Why Expertise Has Nothing To Do With Your Title With Sarah Whittle

What if the skills you've built across your entire career were never really tied to a job title, but to the way you think? In this episode, Nikki Ramirez sits down with Sarah Whittle, a creative strategist and “bridge builder” whose career has spanned traditional television, creator-led brands, and major companies like Crocs and Duolingo. Sarah has helped generate billions of views, led high-performing social teams, and built viral campaigns across platforms that constantly evolve. Now, she’s stepping into her next chapter with her own venture, Unicorn Social, where she’s applying everything she’s learned about content, distribution, and the creator economy. Together, they unpack what actually drives virality, why journalism skills still matter in modern marketing, and why “social media” is really just engagement media in disguise.

Listen to the podcast:

Below are key insights and actionable takeaways from our conversation.

Key Takeaways

Journalism Skills Still Run the Internet
Sarah highlights how fundamentals like the inverted pyramid, putting the most important information first, still shape how viral content is structured today.

Titles Don’t Define Expertise
Across her career, Sarah explains that job titles rarely captured her full skill set. Real expertise shows up in execution, not labels.

Great Ideas Live at the Intersection of Three Things
The best ideas sit where strategy, feasibility, and personal excitement overlap. That “sweet spot” is where impactful content is born.

Virality Isn’t a Process—It’s a Pattern You Learn to Recognize
Many creators don’t follow rigid systems. Instead, they identify what resonates and evolve it quickly.

Social Media Is Really Engagement Media
Success isn’t just about posting content, it’s about understanding what drives saves, shares, comments, and real interaction.

Creators Are Still Figuring It Out
Behind viral content is often experimentation, not perfection. The creator economy is still evolving in real time.

Quotes from Sarah:

“The inverted pyramid is still how I think about every piece of content.”

“Social media isn’t social media it’s engagement media.”

“Virality came from finding fire and expanding it, not from process.”

“I like to say I’m a bridge builder between data and creativity.”

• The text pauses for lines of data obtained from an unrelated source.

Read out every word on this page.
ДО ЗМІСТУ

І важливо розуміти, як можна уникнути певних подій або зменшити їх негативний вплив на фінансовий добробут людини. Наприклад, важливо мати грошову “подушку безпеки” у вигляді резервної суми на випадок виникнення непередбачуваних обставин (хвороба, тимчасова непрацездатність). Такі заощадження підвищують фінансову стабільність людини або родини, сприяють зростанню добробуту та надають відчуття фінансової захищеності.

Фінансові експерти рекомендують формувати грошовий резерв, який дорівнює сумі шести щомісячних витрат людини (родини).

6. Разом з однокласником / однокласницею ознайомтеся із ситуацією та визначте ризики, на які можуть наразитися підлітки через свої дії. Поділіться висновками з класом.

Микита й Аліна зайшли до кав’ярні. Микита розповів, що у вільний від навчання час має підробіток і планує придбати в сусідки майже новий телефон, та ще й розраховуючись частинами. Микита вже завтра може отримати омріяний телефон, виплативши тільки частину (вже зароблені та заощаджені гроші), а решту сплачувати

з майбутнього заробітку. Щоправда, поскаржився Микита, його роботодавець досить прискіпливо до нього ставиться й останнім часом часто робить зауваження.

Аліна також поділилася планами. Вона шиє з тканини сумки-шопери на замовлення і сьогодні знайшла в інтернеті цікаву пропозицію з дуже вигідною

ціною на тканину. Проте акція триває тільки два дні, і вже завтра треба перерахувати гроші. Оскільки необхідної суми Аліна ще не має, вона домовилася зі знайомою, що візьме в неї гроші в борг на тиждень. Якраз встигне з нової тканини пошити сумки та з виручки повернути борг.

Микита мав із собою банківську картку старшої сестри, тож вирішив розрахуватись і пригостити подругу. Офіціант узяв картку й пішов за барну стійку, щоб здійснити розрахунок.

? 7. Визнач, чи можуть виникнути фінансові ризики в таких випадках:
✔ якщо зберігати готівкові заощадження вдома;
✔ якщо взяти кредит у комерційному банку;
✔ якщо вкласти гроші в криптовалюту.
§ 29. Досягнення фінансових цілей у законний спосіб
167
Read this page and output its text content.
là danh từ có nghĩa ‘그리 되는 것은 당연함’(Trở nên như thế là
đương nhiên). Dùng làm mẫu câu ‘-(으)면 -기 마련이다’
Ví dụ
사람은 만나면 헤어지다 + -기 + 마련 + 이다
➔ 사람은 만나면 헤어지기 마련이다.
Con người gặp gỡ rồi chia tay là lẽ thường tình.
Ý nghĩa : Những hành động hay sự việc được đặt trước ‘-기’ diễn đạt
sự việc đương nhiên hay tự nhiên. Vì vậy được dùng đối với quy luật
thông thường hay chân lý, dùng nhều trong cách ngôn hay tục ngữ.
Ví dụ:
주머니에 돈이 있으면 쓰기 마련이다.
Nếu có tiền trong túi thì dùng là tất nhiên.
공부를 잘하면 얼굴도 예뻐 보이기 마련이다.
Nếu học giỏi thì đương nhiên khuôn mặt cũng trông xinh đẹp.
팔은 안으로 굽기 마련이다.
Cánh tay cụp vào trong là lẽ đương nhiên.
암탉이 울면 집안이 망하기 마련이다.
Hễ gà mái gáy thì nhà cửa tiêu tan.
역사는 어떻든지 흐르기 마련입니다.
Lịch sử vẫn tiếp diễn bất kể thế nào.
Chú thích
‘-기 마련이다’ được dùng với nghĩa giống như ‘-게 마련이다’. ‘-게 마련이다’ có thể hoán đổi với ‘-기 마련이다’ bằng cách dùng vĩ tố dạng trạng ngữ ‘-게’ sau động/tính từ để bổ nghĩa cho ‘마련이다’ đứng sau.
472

“Titles never really felt like they encompassed my expertise.”

Looking Ahead

Sarah’s Advice for Navigating Digital Marketing & the Creator Economy is;

1. Your title doesn’t define your expertise

What matters more is how you think, solve problems, and connect ideas, not the label on your role.

2. Great work sits at the intersection of three things

Strategy, execution, and creativity. When all three overlap, that’s where the strongest ideas come to life.

3. Constraints can improve creativity

Limited time, budget, or resources aren’t blockers, they often force better, more focused ideas.

4. Virality is pattern recognition, not luck

Instead of chasing viral moments, focus on learning what consistently resonates and why.

5. Engagement matters more than posting

Content only works when it drives interaction, saves, shares, comments, and real attention.

6. Careers in digital media are meant to evolve

There’s no single path. Growth often looks like shifting, expanding, and reinventing, not staying fixed.